There’s no doubt about the value mentors can provide to the lives of students. A good mentor can show a young person how to identify and accomplish goals, connect with important people, serve as a role model and open up opportunities. How students acquire mentors can be a matter of their own initiative or built in as a requirement for programs, schools or community colleges.

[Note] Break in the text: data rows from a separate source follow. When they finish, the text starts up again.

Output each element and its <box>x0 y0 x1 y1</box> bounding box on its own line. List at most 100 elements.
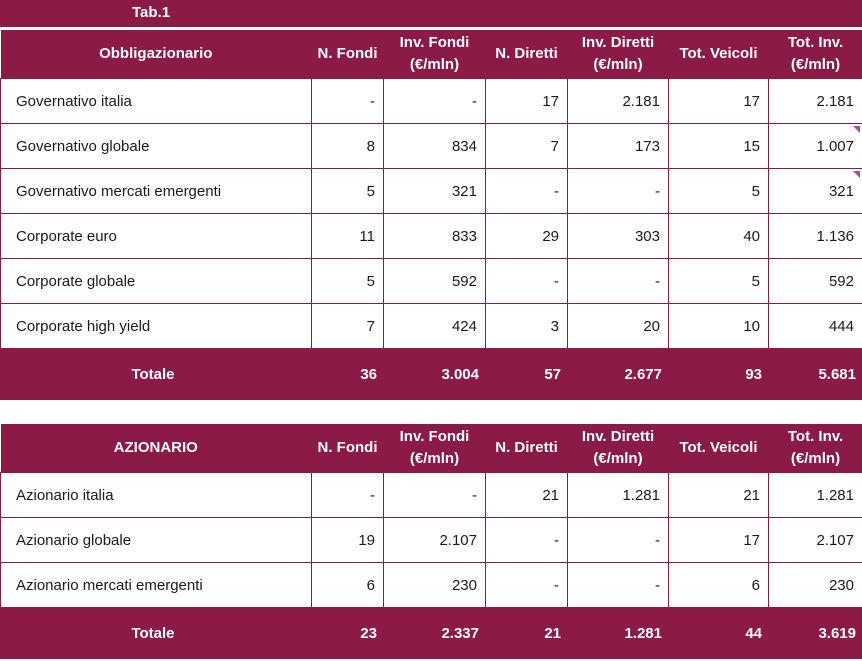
table-row: Azionario italia - -21 1.281 21 1.281 <box>0 472 862 518</box>
table-cell: - <box>311 472 384 518</box>
comment-marker <box>853 171 860 178</box>
table-cell: 19 <box>311 517 384 563</box>
table-cell: - <box>485 562 568 608</box>
table-cell: 21 <box>668 472 769 518</box>
row-label: Governativo italia <box>0 78 312 124</box>
table-cell: 2.181 <box>567 78 669 124</box>
table-cell: - <box>567 258 669 304</box>
table-cell: 303 <box>567 213 669 259</box>
table-cell: 321 <box>383 168 486 214</box>
table-cell: 1.281 <box>567 472 669 518</box>
row-label: Azionario mercati emergenti <box>0 562 312 608</box>
table-row: Azionario globale 19 2.107- -17 2.107 <box>0 517 862 563</box>
table-cell: 11 <box>311 213 384 259</box>
total-cell: 44 <box>668 607 769 659</box>
column-header: Tot. Veicoli <box>668 424 769 473</box>
table-cell: - <box>383 78 486 124</box>
table-row: Corporate high yield 7 424 3 20 10 444 <box>0 303 862 349</box>
column-header: Tot. Veicoli <box>668 30 769 79</box>
total-cell: 1.281 <box>567 607 669 659</box>
table-cell: 40 <box>668 213 769 259</box>
total-cell: 5.681 <box>768 348 862 400</box>
table-cell: 2.181 <box>768 78 862 124</box>
table-cell: 6 <box>668 562 769 608</box>
table-cell: 6 <box>311 562 384 608</box>
column-header: N. Fondi <box>311 424 384 473</box>
table-cell: 17 <box>668 517 769 563</box>
comment-marker <box>853 126 860 133</box>
row-label: Azionario globale <box>0 517 312 563</box>
column-header: Inv. Diretti (€/mln) <box>567 30 669 79</box>
total-cell: 2.337 <box>383 607 486 659</box>
table-cell: 1.007 <box>768 123 862 169</box>
table-cell: 834 <box>383 123 486 169</box>
total-row: Totale 36 3.004 57 2.677 93 5.681 <box>0 348 862 400</box>
total-cell: 3.004 <box>383 348 486 400</box>
total-cell: 57 <box>485 348 568 400</box>
column-header: Tot. Inv. (€/mln) <box>768 424 862 473</box>
table-cell: 833 <box>383 213 486 259</box>
table-cell: 1.136 <box>768 213 862 259</box>
row-label: Azionario italia <box>0 472 312 518</box>
tab-label: Tab.1 <box>132 4 171 21</box>
column-header: N. Diretti <box>485 424 568 473</box>
table-cell: 2.107 <box>383 517 486 563</box>
column-header: Tot. Inv. (€/mln) <box>768 30 862 79</box>
table-cell: 321 <box>768 168 862 214</box>
table-cell: - <box>485 168 568 214</box>
table-cell: 17 <box>668 78 769 124</box>
table-cell: 5 <box>311 258 384 304</box>
table-cell: 7 <box>485 123 568 169</box>
column-header: N. Diretti <box>485 30 568 79</box>
total-label: Totale <box>0 607 312 659</box>
row-label: Governativo globale <box>0 123 312 169</box>
column-header: Inv. Fondi (€/mln) <box>383 30 486 79</box>
column-header: Inv. Fondi (€/mln) <box>383 424 486 473</box>
table-cell: 5 <box>668 258 769 304</box>
table-cell: 21 <box>485 472 568 518</box>
table-row: Corporate globale 5 592- -5 592 <box>0 258 862 304</box>
table-cell: 17 <box>485 78 568 124</box>
section-title: AZIONARIO <box>0 424 312 473</box>
table-cell: 3 <box>485 303 568 349</box>
equity-table: AZIONARIO N. Fondi Inv. Fondi (€/mln) N. Di… <box>0 424 862 659</box>
table-cell: 10 <box>668 303 769 349</box>
row-label: Corporate globale <box>0 258 312 304</box>
tab-label-bar: Tab.1 <box>0 0 862 27</box>
table-cell: - <box>567 562 669 608</box>
table-cell: 5 <box>668 168 769 214</box>
table-cell: 230 <box>768 562 862 608</box>
table-cell: 15 <box>668 123 769 169</box>
table-row: Corporate euro 11 833 29 303 40 1.136 <box>0 213 862 259</box>
header-row: AZIONARIO N. Fondi Inv. Fondi (€/mln) N. Di… <box>0 424 862 473</box>
total-cell: 2.677 <box>567 348 669 400</box>
table-cell: 592 <box>383 258 486 304</box>
table-cell: 5 <box>311 168 384 214</box>
bond-table: Obbligazionario N. Fondi Inv. Fondi (€/mln… <box>0 30 862 400</box>
table-row: Azionario mercati emergenti 6 230- -6 230 <box>0 562 862 608</box>
table-cell: 20 <box>567 303 669 349</box>
column-header: N. Fondi <box>311 30 384 79</box>
table-cell: 2.107 <box>768 517 862 563</box>
section-title: Obbligazionario <box>0 30 312 79</box>
table-cell: - <box>311 78 384 124</box>
total-cell: 93 <box>668 348 769 400</box>
table-row: Governativo mercati emergenti 5 321- -5 321 <box>0 168 862 214</box>
table-cell: 230 <box>383 562 486 608</box>
column-header: Inv. Diretti (€/mln) <box>567 424 669 473</box>
table-cell: - <box>383 472 486 518</box>
total-cell: 36 <box>311 348 384 400</box>
table-cell: - <box>567 168 669 214</box>
total-cell: 21 <box>485 607 568 659</box>
table-cell: - <box>485 258 568 304</box>
table-cell: 173 <box>567 123 669 169</box>
total-cell: 23 <box>311 607 384 659</box>
table-cell: 7 <box>311 303 384 349</box>
row-label: Governativo mercati emergenti <box>0 168 312 214</box>
total-cell: 3.619 <box>768 607 862 659</box>
table-cell: 1.281 <box>768 472 862 518</box>
total-row: Totale 23 2.337 21 1.281 44 3.619 <box>0 607 862 659</box>
header-row: Obbligazionario N. Fondi Inv. Fondi (€/mln… <box>0 30 862 79</box>
table-cell: 592 <box>768 258 862 304</box>
table-row: Governativo italia - -17 2.181 17 2.181 <box>0 78 862 124</box>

For a female engineering student in college, having a mentor who’s also a woman can make a big difference in keeping her in the currently male dominated field. Ed Yong writes in The Atlantic about research conducted by Nilanjana Dasgupta at the University of Massachusetts in Amherst. Dasgupta found that women who were paired with female mentors were more likely to stay in engineering vs. those who were paired with male mentors or no mentors at all. Yong writes about her findings in The Atlantic:
She sees mentors as “social vaccines.” Just as medical vaccines prepare the immune system to deal with infections, good mentors inoculate the mind against the stultifying effects of negative stereotypes. “And this study isn’t just about women,” adds Radhika Nagpal, from Harvard University. “It’s about all the groups who have been historically and legally excluded, and are now slowly entering a world from which their members were barred. There’s a famous saying: You can’t be what you can’t see.”
For some women, enrolling in an engineering course is like running a psychological gauntlet. If they dodge overt problems like sexual harassment, sexist jokes, or poor treatment from professors, they often still have to evade subtler obstacles like the implicit tendency to see engineering as a male discipline.